We all know the feeling of finding out that an app we're interested in costs $1.99 or even $.99 and thinking, "no way, I'm not a sucker!" But since we're so accustomed to mobile apps that are totally free, it might be worthwhile to wonder how things got that way, and why it's become so desirable for app developers to let users download their work free of charge. One game, which happens to be the highest earning app currently available for the iPhone, is illustrating the earning potential in a free download – Clash of Clans, a game that earns around $1.5 million in a single day.
It's thanks to a business model known as "freemium," which gives users a watered-down, low-level version of the game or app for free, and then charges money if they want to use special features (Spotify is a particularly prominent example of how freemium services can work).
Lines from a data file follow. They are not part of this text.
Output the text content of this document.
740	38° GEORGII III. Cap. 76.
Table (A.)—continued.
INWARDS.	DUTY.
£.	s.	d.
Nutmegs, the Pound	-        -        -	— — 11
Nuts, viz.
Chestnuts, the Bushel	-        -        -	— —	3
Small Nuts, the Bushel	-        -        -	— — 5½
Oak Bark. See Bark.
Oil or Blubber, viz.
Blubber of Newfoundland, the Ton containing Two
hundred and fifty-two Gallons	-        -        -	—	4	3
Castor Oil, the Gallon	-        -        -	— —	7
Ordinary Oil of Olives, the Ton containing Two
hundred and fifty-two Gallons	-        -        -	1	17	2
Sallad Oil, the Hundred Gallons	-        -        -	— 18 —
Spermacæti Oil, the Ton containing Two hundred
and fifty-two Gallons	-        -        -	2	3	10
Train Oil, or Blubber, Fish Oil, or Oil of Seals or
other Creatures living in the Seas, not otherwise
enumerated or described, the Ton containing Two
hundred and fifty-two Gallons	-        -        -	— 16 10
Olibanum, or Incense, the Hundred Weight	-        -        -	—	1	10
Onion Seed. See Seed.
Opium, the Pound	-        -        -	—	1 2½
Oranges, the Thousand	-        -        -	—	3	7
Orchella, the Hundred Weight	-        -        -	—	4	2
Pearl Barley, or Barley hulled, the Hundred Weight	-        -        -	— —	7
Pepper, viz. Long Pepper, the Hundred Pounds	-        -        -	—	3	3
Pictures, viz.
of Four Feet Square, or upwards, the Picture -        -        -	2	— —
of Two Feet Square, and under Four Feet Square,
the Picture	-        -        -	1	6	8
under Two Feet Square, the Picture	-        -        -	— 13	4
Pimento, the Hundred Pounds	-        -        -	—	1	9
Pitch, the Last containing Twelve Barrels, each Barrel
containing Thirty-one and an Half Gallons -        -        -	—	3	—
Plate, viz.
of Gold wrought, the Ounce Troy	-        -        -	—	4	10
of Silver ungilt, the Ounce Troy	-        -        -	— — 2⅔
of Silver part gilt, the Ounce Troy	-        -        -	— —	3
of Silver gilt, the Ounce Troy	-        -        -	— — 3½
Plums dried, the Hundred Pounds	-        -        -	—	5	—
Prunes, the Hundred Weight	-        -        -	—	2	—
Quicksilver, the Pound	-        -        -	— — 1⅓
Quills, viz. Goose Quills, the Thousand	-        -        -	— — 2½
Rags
In the case of Clash of Clans, players actually do have the option to play the entire game without spending any money at all, but using real-world money to buy in-game resources can speed up the game – to paraphrase PT Barnum, you can never go broke underestimating the impatience of the American public.
Clash of Clans is about building and defending your tower from other players, while trying to attack theirs. Spend a little bit of money you earned in the real world inside the world of the game, and you can gain a competitive edge. And even though each transaction is much less than a cup of coffee or a sandwich, it all adds up to more than one and a half million dollars a day, which makes the game the top earning app on the iPhone.
Even though you're spending that money inside a fictional world, it's going to a real-life company in ours – Supercell. And they've developed a game that hits that rare sweet spot that intersects casual phone gamers with hardcore enthusiasts, and you certainly can't say that Clash of Clans isn't addictive, since so many players are paying money in order to improve their gameplay experience. According to a recent Super Bowl commercial, even actor Liam Neeson is a fan, although I seriously doubt he actually plays under the username "AngryNeeson52," as the commercial claims.
In cracking the seven figure mark in its daily earnings, Clash of Clans is in very rare company among iPhone apps. Only one other app, Game of War, comes close, with an estimated $1.09 million brought in by the day. Then there's the immensely popular Candy Crush Saga (which has a similar model to the one in Clash of Clans) with $931,000 a day. After that, there's rather a steep drop in earning power, with none of the other highest earning iPhone games even coming close to half a million in grosses a day, let alone a million. But this just goes to show that fortunes can rise and fall quickly in the world of iPhone apps, and unlike in Clash of Clans, you can't just drop a buck or two to score some extra points.